The bill reduces consumer (especially child and low-income) exposure to certain synthetic food color additives and clarifies regulatory standards, but it imposes reformulation, relabeling, and enforcement risks that could raise costs for manufacturers and prices or reduce availability for some consumers.
Children and other consumers (especially low-income families) will face reduced exposure to the specified synthetic food color additives beginning Jan 1, 2027, lowering potential health risks associated with those additives.
Food manufacturers and retailers — including small businesses — gain clearer regulatory standards because the law designates the listed color additives as per se unsafe, reducing ambiguity about compliance expectations.
Some consumers, particularly low-income households and children, may face higher food prices or reduced availability of certain products as companies reformulate or discontinue items that used the banned color additives.

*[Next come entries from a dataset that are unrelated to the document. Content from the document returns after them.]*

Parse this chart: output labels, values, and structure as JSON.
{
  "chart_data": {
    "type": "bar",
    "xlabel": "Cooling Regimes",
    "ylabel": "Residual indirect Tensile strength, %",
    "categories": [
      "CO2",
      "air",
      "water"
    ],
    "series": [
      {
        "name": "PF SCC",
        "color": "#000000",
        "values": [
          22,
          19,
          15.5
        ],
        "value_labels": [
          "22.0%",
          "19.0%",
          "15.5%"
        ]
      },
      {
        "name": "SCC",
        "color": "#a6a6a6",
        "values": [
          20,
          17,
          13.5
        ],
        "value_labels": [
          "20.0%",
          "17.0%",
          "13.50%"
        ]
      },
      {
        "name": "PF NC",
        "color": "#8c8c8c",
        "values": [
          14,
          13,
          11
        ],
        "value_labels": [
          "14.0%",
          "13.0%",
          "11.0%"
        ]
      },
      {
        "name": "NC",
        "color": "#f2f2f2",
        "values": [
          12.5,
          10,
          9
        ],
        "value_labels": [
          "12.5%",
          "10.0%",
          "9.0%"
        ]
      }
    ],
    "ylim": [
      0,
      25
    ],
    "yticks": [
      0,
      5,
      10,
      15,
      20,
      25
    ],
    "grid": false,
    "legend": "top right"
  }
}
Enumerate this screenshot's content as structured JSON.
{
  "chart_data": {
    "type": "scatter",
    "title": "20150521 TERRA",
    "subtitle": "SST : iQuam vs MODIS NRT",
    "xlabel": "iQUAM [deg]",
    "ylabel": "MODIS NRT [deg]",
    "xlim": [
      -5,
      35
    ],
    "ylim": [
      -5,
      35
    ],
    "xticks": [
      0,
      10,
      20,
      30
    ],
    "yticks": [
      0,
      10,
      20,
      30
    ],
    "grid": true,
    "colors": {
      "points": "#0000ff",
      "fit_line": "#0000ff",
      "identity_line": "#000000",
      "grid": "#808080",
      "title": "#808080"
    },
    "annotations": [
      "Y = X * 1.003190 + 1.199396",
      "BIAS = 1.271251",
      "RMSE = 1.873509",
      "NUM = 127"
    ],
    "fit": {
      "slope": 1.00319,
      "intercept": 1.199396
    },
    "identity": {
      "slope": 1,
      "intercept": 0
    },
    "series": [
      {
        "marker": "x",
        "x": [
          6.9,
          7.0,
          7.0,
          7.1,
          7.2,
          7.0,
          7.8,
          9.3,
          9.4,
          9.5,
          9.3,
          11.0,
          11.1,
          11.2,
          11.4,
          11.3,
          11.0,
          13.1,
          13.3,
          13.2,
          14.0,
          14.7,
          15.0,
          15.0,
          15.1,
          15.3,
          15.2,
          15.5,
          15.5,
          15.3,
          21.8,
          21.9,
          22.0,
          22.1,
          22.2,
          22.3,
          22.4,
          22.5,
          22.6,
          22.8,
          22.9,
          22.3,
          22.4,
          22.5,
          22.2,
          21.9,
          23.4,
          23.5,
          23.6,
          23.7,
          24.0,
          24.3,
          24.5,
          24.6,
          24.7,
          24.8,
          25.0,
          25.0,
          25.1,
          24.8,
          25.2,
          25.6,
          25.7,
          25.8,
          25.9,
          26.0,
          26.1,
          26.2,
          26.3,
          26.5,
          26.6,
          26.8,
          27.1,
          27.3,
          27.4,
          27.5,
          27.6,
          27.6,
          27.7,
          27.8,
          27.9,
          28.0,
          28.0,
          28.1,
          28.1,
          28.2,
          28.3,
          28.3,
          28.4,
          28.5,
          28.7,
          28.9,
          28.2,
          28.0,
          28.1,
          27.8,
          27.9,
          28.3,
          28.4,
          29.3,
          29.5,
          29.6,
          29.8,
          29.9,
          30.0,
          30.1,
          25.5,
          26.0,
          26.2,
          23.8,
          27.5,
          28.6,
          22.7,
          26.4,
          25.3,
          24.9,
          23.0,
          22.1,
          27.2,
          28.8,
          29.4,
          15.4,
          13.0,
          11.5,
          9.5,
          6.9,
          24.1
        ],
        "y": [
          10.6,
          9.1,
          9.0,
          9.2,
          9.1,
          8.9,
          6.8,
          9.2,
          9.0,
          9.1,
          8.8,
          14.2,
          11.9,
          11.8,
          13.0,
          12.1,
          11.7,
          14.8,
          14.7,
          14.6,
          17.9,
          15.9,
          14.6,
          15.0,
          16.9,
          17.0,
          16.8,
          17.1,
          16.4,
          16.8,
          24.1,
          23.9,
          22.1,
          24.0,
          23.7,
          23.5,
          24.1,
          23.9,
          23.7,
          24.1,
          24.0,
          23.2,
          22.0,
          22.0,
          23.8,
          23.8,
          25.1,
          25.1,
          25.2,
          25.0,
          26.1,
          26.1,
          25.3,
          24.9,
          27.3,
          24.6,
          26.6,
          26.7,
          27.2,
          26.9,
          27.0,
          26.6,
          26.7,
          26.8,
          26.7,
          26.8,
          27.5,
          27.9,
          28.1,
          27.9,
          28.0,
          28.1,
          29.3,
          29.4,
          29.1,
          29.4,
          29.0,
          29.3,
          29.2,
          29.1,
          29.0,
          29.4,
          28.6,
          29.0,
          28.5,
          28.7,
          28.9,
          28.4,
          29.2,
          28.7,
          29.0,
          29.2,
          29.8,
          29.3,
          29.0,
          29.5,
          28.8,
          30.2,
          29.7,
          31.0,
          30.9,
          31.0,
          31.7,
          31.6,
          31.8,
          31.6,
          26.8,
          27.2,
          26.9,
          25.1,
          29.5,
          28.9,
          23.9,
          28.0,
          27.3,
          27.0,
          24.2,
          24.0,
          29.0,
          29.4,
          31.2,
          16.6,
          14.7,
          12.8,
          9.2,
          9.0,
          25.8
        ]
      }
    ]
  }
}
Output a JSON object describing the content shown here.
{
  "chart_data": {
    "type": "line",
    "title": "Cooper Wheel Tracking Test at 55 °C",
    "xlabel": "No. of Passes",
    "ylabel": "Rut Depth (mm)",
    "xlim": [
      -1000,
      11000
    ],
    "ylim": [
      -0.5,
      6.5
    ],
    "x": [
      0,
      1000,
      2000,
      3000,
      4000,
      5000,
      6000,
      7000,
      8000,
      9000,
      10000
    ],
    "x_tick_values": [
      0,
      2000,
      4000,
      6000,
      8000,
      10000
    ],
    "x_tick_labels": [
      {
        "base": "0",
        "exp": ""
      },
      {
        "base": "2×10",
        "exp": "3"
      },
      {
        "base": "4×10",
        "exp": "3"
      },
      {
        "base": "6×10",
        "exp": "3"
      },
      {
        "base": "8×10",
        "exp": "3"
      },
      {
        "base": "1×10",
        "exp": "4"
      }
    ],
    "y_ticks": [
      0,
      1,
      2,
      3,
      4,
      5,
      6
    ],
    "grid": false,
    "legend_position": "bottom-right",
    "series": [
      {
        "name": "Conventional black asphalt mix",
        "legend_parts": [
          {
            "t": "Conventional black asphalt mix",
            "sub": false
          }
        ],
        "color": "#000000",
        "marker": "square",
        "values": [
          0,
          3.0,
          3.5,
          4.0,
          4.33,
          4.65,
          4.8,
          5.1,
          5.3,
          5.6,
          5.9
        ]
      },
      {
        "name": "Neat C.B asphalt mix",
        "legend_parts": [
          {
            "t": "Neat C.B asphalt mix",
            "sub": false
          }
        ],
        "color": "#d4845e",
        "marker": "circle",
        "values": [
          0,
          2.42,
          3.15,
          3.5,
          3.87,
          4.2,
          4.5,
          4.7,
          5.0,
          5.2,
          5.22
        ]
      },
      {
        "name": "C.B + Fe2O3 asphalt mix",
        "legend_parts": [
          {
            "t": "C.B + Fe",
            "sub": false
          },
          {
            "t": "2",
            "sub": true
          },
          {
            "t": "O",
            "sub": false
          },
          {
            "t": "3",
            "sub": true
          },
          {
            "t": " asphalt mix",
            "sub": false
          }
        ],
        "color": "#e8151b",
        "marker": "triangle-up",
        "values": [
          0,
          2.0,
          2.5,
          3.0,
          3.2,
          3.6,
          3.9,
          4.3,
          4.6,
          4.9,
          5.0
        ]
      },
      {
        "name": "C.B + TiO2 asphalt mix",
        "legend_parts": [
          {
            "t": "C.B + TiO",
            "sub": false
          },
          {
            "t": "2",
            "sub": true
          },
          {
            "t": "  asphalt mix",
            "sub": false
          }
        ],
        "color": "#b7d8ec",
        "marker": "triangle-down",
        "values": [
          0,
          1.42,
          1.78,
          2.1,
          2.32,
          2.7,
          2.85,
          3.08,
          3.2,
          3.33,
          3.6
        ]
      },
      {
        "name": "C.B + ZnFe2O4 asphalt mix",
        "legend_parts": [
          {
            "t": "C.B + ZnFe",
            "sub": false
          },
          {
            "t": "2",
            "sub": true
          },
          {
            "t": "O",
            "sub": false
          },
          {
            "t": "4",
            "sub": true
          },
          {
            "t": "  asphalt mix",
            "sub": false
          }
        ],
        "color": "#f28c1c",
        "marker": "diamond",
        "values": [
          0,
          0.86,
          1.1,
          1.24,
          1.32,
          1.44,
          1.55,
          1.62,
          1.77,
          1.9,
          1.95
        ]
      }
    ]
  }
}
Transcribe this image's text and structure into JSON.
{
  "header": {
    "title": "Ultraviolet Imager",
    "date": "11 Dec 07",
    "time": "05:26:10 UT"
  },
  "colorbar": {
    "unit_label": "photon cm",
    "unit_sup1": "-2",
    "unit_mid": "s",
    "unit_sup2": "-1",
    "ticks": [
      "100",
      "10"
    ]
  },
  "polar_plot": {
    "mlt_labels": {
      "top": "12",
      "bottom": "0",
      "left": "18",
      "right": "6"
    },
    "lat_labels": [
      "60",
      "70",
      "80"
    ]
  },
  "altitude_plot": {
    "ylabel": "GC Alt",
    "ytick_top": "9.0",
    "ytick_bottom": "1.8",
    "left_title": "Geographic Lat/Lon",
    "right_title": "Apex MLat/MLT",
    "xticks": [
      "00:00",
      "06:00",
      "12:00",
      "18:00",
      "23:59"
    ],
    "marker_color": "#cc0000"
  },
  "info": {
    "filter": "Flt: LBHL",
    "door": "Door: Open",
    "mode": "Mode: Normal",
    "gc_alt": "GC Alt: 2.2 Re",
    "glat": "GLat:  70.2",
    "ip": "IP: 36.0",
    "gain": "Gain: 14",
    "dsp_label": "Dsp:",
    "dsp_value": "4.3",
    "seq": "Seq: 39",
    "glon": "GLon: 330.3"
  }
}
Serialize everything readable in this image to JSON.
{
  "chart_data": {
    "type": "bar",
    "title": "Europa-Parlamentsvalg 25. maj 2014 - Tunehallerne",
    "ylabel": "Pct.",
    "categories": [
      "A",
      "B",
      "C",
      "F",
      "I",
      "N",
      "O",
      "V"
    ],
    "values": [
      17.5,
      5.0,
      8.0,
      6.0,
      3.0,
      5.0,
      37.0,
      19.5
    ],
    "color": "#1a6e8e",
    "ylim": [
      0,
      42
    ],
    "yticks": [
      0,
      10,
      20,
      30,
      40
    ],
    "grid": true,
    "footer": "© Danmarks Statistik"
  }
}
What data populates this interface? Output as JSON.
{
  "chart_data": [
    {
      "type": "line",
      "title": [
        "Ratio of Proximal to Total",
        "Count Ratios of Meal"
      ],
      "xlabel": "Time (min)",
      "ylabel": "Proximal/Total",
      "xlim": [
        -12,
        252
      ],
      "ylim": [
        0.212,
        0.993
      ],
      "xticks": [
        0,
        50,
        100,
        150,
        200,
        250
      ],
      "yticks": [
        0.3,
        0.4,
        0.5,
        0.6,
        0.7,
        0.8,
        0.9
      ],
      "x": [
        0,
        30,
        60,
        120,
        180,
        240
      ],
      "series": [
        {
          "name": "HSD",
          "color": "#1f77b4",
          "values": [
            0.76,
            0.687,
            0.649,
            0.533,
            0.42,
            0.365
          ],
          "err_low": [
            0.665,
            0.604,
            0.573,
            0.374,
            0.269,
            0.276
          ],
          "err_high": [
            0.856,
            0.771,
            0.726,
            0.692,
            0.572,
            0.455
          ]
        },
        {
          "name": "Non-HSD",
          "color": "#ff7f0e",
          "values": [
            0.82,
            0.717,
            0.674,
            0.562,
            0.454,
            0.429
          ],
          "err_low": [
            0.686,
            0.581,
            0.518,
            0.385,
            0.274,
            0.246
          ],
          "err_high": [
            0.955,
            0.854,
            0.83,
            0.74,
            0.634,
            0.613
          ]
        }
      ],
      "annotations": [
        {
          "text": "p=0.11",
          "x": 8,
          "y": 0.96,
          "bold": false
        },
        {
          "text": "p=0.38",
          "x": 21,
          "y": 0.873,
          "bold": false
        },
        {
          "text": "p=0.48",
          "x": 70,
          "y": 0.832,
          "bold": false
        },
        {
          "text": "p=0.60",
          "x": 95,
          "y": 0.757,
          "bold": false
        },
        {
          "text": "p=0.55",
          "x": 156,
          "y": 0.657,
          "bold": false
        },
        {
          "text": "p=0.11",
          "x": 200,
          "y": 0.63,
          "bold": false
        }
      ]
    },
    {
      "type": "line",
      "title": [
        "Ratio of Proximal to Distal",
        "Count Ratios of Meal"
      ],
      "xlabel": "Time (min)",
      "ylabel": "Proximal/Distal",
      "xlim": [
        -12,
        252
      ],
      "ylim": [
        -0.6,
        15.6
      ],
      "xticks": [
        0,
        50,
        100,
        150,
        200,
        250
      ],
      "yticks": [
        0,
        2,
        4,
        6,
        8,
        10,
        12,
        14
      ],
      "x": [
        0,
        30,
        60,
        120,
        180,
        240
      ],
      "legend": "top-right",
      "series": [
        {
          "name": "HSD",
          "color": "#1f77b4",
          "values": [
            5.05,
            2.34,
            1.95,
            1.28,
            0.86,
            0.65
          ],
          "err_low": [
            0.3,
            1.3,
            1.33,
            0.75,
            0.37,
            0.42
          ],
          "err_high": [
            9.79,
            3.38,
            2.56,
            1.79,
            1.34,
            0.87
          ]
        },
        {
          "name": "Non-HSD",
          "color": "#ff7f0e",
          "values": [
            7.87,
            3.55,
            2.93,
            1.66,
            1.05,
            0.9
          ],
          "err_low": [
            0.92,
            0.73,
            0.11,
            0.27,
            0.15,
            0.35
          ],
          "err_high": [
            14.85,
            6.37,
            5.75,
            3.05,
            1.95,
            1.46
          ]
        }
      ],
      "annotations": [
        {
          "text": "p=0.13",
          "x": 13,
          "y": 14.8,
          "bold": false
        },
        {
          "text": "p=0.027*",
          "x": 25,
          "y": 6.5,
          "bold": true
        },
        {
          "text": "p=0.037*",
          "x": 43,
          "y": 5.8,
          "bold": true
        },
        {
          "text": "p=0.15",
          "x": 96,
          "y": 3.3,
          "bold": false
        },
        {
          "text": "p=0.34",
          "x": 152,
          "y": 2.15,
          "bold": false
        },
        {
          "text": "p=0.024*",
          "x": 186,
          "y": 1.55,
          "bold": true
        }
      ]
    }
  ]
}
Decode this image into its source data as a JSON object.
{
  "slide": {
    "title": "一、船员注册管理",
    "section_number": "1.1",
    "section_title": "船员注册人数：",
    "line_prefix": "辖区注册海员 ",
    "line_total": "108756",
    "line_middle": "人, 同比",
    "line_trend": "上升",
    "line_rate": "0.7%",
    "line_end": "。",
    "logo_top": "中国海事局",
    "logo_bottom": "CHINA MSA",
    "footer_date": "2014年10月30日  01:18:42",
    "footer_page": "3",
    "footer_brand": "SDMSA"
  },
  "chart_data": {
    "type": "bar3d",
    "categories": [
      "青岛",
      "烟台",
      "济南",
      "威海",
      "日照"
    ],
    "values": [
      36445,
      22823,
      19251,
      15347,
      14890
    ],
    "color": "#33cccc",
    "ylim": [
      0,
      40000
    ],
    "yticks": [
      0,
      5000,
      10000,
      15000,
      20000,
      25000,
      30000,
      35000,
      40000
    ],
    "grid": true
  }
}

Manufacturers — especially small food businesses — will incur reformulation, relabeling, and compliance costs to remove the banned color additives, which could strain budgets or narrow product lines.
Firms that continue to sell foods with the listed additives after the effective date risk immediate enforcement actions such as seizures or recalls, exposing small businesses to sudden losses and legal consequences.
Based on analysis of 2 sections of legislative text.
Official title: To amend the Federal Food, Drug, and Cosmetic Act to deem adulterated food containing certain color additives, and for other purposes.
Introduced August 22, 2025 by Grace Meng · Last progress August 22, 2025
Declares ten specified color additives (including Red No. 40, Yellow No. 5, Yellow No. 6, Blue No. 1, Blue No. 2, Red No. 3, Green No. 3, Orange B, Citrus Red 2, and titanium dioxide) unsafe for use in or on food and treats any food containing them as adulterated under existing law, effective January 1, 2027. The provision applies to those named chemicals and any additives substantially similar to them, overriding current listings or exemptions and making affected foods subject to enforcement actions under the FD&C Act.